Effects of metal ions in the CuB center on the redox properties of heme in heme-copper oxidases: Spectroelectrochemical studies of an engineered heme-copper center in myoglobin


The electrochemical properties of an engineered heme-copper center in myoglobin have been investigated by UV-visible spectroelectrochemistry. In the cyanide-bridged, spin-coupled heme-copper center in an engineered myoglobin, the presence of Zn(II) in the CuB center raises the heme reduction potential from -85 to 49 m V vs NHE. However, in the cyanide-free, spin-decoupled derivative of the same protein, the presence of Zn(II) in the CuB center exerts little influence on the heme reduction potentials (77 and 80 mV vs NHE, respectively, in the absence and in the presence of Zn(II)).

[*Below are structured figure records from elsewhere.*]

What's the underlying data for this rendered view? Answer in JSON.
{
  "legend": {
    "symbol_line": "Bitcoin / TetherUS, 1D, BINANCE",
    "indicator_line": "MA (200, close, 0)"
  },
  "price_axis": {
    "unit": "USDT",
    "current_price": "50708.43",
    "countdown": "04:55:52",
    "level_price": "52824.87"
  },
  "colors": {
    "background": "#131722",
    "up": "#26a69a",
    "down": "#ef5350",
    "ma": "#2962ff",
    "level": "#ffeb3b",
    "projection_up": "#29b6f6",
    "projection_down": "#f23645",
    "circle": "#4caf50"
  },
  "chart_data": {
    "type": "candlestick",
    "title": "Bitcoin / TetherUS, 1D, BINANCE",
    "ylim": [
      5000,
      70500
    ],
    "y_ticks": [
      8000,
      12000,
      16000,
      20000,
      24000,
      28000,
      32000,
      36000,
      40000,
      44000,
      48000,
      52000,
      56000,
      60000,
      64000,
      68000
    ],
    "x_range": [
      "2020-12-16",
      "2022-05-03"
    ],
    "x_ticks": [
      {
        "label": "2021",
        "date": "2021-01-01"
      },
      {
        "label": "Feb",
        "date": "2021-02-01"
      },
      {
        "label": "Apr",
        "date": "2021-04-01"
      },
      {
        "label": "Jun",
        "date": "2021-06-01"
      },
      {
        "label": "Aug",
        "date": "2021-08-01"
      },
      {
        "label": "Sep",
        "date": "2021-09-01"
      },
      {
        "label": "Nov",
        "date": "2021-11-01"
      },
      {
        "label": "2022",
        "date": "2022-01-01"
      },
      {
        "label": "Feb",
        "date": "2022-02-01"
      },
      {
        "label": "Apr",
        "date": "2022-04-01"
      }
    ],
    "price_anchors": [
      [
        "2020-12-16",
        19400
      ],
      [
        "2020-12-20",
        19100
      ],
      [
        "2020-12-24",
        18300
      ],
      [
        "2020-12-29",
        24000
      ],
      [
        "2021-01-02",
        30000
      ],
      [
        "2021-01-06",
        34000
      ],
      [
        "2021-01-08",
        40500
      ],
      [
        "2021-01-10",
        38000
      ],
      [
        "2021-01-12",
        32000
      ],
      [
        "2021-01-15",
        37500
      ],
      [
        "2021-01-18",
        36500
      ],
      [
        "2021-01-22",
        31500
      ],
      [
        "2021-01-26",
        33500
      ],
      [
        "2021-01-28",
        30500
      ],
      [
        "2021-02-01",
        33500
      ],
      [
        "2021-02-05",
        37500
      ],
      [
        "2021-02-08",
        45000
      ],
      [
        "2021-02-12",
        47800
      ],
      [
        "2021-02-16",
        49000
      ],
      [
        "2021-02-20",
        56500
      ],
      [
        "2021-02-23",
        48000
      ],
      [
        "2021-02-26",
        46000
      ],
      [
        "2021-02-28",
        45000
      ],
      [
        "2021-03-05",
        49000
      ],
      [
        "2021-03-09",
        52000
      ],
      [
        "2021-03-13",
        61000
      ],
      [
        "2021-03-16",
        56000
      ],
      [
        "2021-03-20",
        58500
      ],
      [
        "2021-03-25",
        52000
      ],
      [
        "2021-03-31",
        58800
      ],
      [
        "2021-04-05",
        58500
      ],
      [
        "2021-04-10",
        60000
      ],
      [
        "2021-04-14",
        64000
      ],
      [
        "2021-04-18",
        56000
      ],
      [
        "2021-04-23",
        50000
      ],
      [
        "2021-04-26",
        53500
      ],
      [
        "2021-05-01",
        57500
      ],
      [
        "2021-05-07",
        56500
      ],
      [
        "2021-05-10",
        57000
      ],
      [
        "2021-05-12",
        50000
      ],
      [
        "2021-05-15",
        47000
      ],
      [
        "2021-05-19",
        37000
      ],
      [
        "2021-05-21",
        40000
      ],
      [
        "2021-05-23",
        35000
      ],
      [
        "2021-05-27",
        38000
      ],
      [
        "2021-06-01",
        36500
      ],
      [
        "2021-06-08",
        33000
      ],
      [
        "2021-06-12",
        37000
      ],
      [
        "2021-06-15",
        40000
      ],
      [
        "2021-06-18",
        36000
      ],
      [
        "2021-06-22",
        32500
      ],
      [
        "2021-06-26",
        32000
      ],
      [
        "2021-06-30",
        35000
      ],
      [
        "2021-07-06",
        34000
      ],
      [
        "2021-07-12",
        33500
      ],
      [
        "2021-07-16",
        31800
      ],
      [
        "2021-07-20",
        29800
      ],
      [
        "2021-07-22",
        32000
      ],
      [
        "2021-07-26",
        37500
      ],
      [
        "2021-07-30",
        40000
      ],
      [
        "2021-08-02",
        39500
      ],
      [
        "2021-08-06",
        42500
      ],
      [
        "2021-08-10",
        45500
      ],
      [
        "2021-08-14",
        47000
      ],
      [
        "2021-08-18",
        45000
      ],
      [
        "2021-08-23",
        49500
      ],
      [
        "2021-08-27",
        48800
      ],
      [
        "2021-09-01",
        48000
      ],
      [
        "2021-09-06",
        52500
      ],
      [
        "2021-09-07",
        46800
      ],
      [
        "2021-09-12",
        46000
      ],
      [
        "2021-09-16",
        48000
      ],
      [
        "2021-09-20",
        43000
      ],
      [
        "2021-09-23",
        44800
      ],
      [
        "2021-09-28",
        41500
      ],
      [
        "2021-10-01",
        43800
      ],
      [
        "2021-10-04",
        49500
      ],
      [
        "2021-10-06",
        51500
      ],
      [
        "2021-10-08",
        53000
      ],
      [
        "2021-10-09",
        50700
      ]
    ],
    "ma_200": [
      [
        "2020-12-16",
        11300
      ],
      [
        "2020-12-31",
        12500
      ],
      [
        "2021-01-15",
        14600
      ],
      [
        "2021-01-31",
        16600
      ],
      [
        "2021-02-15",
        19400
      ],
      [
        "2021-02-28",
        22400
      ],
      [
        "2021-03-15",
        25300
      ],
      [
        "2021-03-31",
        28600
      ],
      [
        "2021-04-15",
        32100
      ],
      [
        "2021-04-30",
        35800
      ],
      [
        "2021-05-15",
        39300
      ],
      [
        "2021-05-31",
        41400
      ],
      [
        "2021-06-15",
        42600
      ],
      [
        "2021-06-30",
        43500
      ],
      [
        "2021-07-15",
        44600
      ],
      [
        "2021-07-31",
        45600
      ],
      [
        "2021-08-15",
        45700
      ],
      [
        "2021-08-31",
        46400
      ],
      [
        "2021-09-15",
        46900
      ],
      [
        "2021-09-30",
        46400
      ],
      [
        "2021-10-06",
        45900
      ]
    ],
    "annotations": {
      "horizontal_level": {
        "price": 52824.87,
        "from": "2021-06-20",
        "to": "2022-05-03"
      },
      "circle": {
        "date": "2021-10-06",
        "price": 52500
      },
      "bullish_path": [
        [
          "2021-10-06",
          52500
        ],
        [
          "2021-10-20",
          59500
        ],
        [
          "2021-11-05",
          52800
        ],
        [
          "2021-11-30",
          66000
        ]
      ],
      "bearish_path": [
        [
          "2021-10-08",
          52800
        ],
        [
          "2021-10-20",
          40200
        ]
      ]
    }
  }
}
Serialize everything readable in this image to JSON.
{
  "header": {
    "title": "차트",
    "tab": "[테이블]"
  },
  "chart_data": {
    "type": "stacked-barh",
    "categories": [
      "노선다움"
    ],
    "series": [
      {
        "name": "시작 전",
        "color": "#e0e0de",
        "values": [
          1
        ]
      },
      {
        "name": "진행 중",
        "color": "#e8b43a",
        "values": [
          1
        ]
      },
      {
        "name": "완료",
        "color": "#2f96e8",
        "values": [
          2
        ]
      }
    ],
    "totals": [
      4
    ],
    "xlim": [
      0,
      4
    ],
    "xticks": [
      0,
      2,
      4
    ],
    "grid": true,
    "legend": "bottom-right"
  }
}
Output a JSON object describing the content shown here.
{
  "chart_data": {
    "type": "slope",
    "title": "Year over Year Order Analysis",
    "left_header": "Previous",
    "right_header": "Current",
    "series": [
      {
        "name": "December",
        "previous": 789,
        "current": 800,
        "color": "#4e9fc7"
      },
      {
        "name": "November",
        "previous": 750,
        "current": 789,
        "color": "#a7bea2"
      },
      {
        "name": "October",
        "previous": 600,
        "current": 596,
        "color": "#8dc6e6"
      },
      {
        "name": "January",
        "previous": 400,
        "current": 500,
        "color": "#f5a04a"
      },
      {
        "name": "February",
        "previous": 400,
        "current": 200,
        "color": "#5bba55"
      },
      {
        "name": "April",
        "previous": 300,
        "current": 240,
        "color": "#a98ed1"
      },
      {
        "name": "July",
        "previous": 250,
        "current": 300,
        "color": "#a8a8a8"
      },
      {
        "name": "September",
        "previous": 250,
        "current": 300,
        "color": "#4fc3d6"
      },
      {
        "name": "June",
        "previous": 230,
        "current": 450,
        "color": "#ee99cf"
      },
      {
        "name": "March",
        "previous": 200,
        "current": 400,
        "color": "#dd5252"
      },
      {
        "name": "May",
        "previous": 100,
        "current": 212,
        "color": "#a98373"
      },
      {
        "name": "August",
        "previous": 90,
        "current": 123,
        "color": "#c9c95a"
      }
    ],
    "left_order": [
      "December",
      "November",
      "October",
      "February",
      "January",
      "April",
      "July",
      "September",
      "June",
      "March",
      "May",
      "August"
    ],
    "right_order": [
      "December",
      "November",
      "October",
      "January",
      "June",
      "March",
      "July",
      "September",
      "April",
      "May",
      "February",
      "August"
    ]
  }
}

Similar trends have also been observed when copper ion is present in the CuB center, although on a smaller scale, due to reduction of Cu(II) to Cu(I) prior to heme reduction. These results show that the presence of a metal ion in the designed CuB center has a significant effect on the redox potential of heme Fe only when the two metal centers are coupled through a bridging ligand between the two metal centers, indicating that spin coupling plays an important role in redox potential regulation. In addition, the presence of a single positively charged Cu(I) center in the CuB center resulted in a much lower increase (16 mV) in heme reduction potential than that of two positively charged Zn(II) (118 mV). Therefore, the heme reduction potential must be lowered after the first electron transfer to reduce heme Fe3+-CuB2+ to Fe3+-Cu B+. To raise the heme reduction potential to make the second electron transfer (i.e., reduction of Fe3+-CuB+ to Fe2+-CuB+) to be favorable, most likely a proton or decoupling of the heme-copper center is needed in the heme-copper site. These findings provide a strong argument for a thermodynamic driving force basis for redox-regulated proton transfer in heme-heme oxidases.